Unsere Mutter wurde am 23. November 1924 auf dem Hof Sonnhalde in Menznau geboren. Sie war das Jüngste von fünf Kindern. Als sie neun war, starben nacheinander ihre Mutter und eine ältere Schwester an den Folgen von Tuberkulose. Mutter lebte danach mit ihrem Vater und der Familie ihres Bruders Lorenz auf dem Hof. Sie war eine gute Schülerin und besuchte zwei Jahre die Sekundarschule. Danach hätte sie gerne Krankenschwester gelernt. Doch es war Krieg und so begann sie als Haushaltshilfe und Köchin zu arbeiten – überall, wo ihre Hilfe gefragt war. Dazwischen besuchte sie eine Haushaltungsschule. Gegen Ende des Krieges nahm sie auch Stellen in der Ostschweiz an.
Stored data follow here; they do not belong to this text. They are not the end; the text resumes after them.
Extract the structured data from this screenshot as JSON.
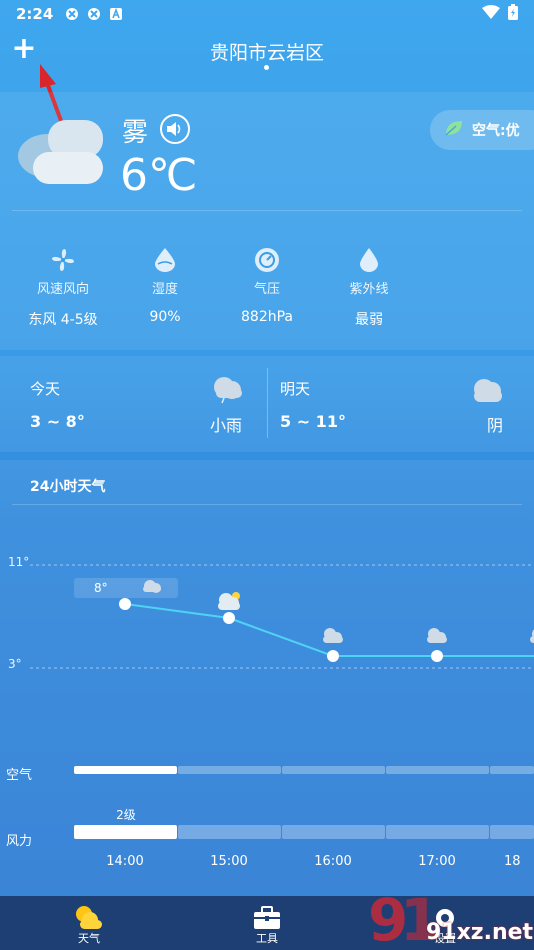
{
  "status_bar": {
    "time": "2:24"
  },
  "header": {
    "add_label": "+",
    "city": "贵阳市云岩区"
  },
  "current": {
    "condition": "雾",
    "temperature": "6℃",
    "aqi_label": "空气:优",
    "metrics": [
      {
        "label": "风速风向",
        "value": "东风 4-5级",
        "icon": "fan-icon"
      },
      {
        "label": "湿度",
        "value": "90%",
        "icon": "humidity-drop-icon"
      },
      {
        "label": "气压",
        "value": "882hPa",
        "icon": "pressure-gauge-icon"
      },
      {
        "label": "紫外线",
        "value": "最弱",
        "icon": "uv-drop-icon"
      }
    ]
  },
  "forecast": {
    "today": {
      "label": "今天",
      "range": "3 ~ 8°",
      "condition": "小雨",
      "icon": "light-rain-cloud-icon"
    },
    "tomorrow": {
      "label": "明天",
      "range": "5 ~ 11°",
      "condition": "阴",
      "icon": "overcast-cloud-icon"
    }
  },
  "hourly": {
    "title": "24小时天气",
    "y_max_label": "11°",
    "y_min_label": "3°",
    "badge_temp": "8°",
    "air_label": "空气",
    "wind_label": "风力",
    "wind_level": "2级",
    "hours": [
      "14:00",
      "15:00",
      "16:00",
      "17:00",
      "18"
    ]
  },
  "tabs": [
    {
      "label": "天气",
      "icon": "weather-sun-cloud-icon"
    },
    {
      "label": "工具",
      "icon": "toolbox-icon"
    },
    {
      "label": "设置",
      "icon": "settings-icon"
    }
  ],
  "watermark": {
    "text": "91xz.net"
  },
  "colors": {
    "accent_line": "#4fd3f5",
    "tabbar": "#1e3f73",
    "arrow": "#d8262c"
  }
}
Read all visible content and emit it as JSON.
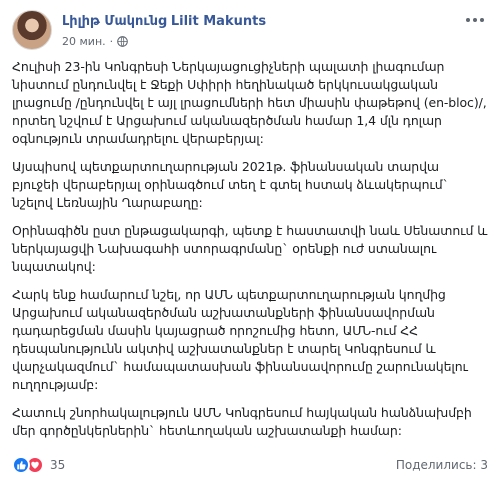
{
  "post": {
    "author": "Լիլիթ Մակունց Lilit Makunts",
    "time": "20 мин.",
    "visibility_separator": "·",
    "icons": {
      "visibility": "globe-icon",
      "more": "more-horizontal-icon"
    },
    "paragraphs": [
      "Հուլիսի 23-ին Կոնգրեսի Ներկայացուցիչների պալատի լիագումար նիստում ընդունվել է Ջեքի Սփիրի հեղինակած երկկուսակցական լրացումը /ընդունվել է այլ լրացումների հետ միասին փաթեթով (en-bloc)/, որտեղ նշվում է Արցախում ականազերծման համար 1,4 մլն դոլար օգնություն տրամադրելու վերաբերյալ:",
      "Այսպիսով պետքարտուղարության 2021թ. ֆինանսական տարվա բյուջեի վերաբերյալ օրինագծում տեղ է գտել հստակ ձևակերպում` նշելով Լեռնային Ղարաբաղը:",
      "Օրինագիծն ըստ ընթացակարգի, պետք է հաստատվի նաև Սենատում և ներկայացվի Նախագահի ստորագրմանը` օրենքի ուժ ստանալու նպատակով:",
      "Հարկ ենք համարում նշել, որ ԱՄՆ պետքարտուղարության կողմից Արցախում ականազերծման աշխատանքների ֆինանսավորման դադարեցման մասին կայացրած որոշումից հետո, ԱՄՆ-ում ՀՀ դեսպանությունն ակտիվ աշխատանքներ է տարել Կոնգրեսում և վարչակազմում` համապատասխան ֆինանսավորումը շարունակելու ուղղությամբ:",
      "Հատուկ շնորհակալություն ԱՄՆ Կոնգրեսում հայկական հանձնախմբի մեր գործընկերներին` հետևողական աշխատանքի համար:"
    ]
  },
  "footer": {
    "reaction_count": "35",
    "shares_label": "Поделились: 3",
    "reaction_icons": [
      "like-icon",
      "love-icon"
    ],
    "colors": {
      "like": "#1877f2",
      "love": "#f33e58",
      "author": "#385898"
    }
  }
}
Anfang der Fünfzigerjahre lernte sie Albert Steinmann kennen. Er arbeitete als «Meisterknecht» im damaligen «Bürgerheim Murhof» in St. Urban. Als er von seinem Vorgänger Georg Huber 1955 die Betriebsleitung übernehmen konnte, heirateten unsere Eltern und zogen in das kleine Zweifamilienhaus, das die Gemeinde für sie hatte bauen lassen. Die Hochzeitsreise ging für ein paar Tage nach St. Moritz. Als Kinder haben wir gerne die Fotos davon betrachtet, die Mutter als strahlende junge Frau zeigen. 
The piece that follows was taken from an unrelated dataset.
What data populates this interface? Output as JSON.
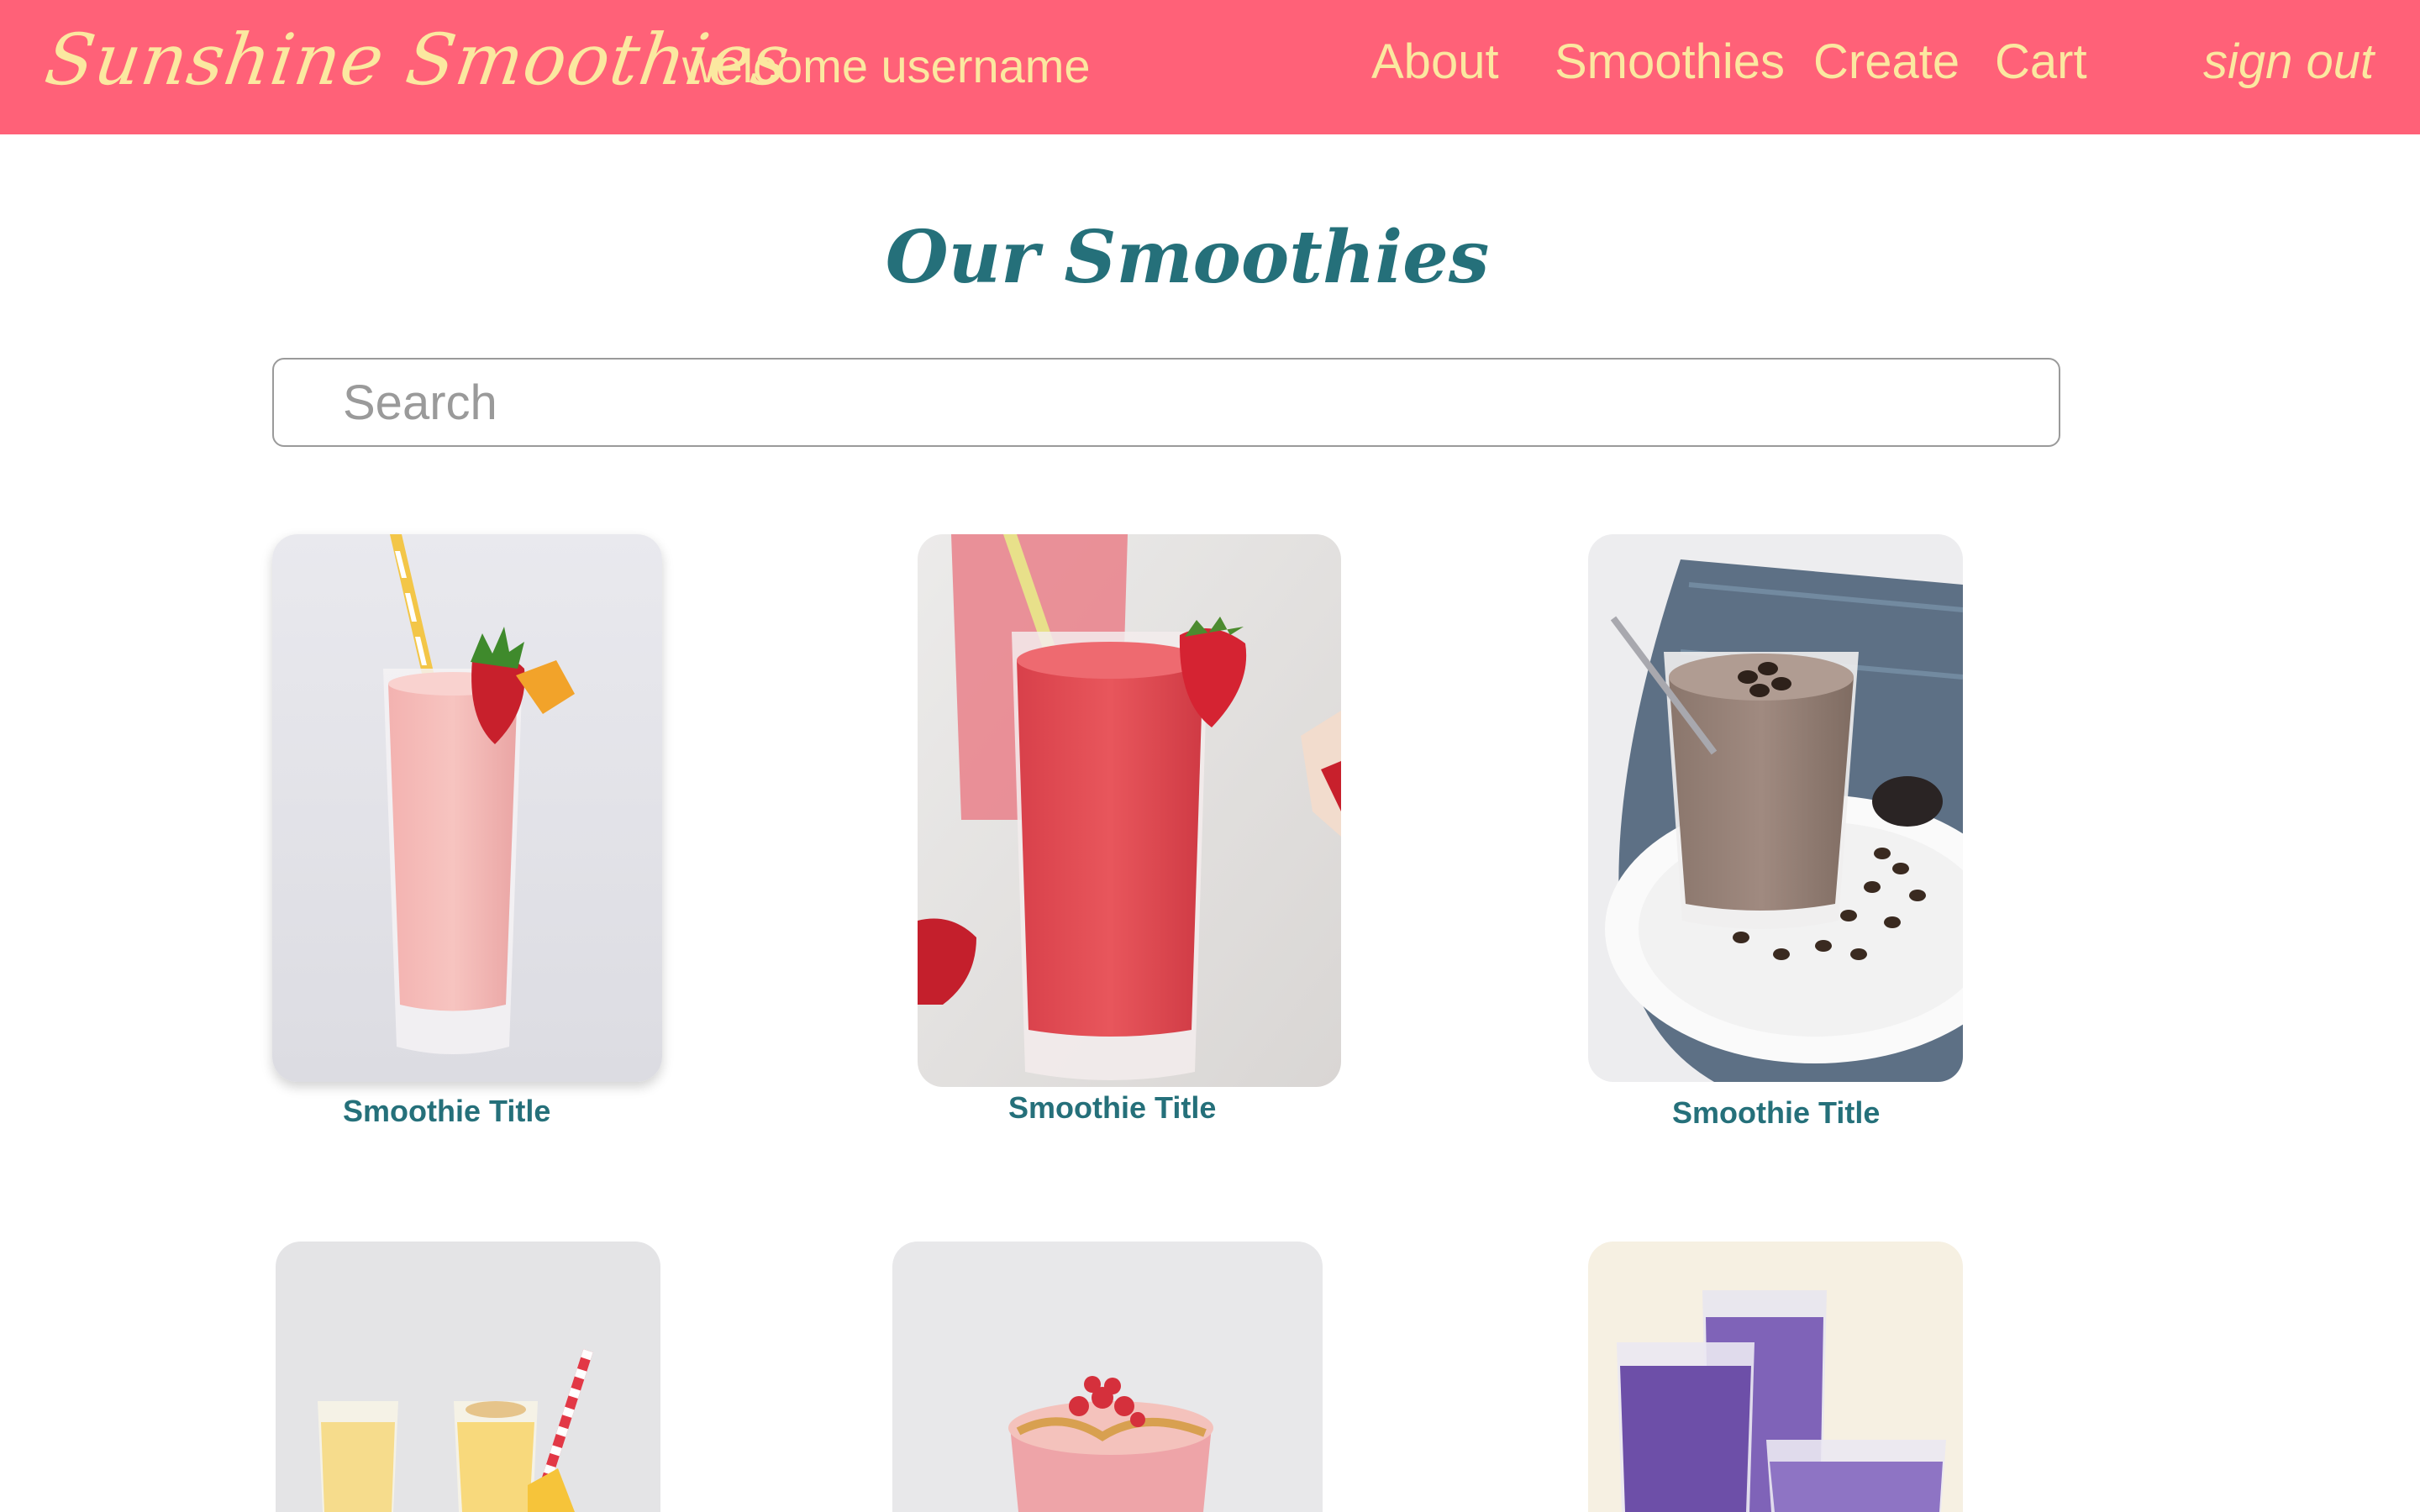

Nicht ganz ein Jahr nach der Hochzeit wurde ihre erste Tochter Blanca geboren, danach folgten Rita, Irene, Albert, Pius und Peter. Sechs Kinder in neun Jahren – da war so viel Arbeit, wie man es sich heute kaum vorstellen kann. Die ganze Wäsche musste sie am Anfang noch von Hand machen. Dazu kam der grosse Garten. Über die Arbeit hat Mutter selten geklagt – aber natürlich kam sie manchmal an ihre Grenzen, als wir klein waren. Feste im Jahreslauf waren Mutter immer wichtig – dafür backte sie gerne und gut. Auch unter dem Jahr machte sie manchmal Birewegge oder Läbchueche und verschenkte einen Teil davon: Eine Erinnerung an ihre Kindheit, als es diese Köstlichkeiten nur an Weihnachten und Neujahr gab. 

Als es um unsere Berufswahl ging, machte Mutter ihr Versprechen, «ich konnte keinen Beruf lernen, aber meine Kinder dürfen lernen, was sie wollen», wahr. Alle haben nacheinander einen Beruf erlernt, ihn ausgeübt, sich weitergebildet. Und alle haben Mutters Arbeitshaltung ein Stück weit übernommen: Wenn man etwas tut, dann macht man es gut organisiert und sorgfältig – und ohne zu klagen.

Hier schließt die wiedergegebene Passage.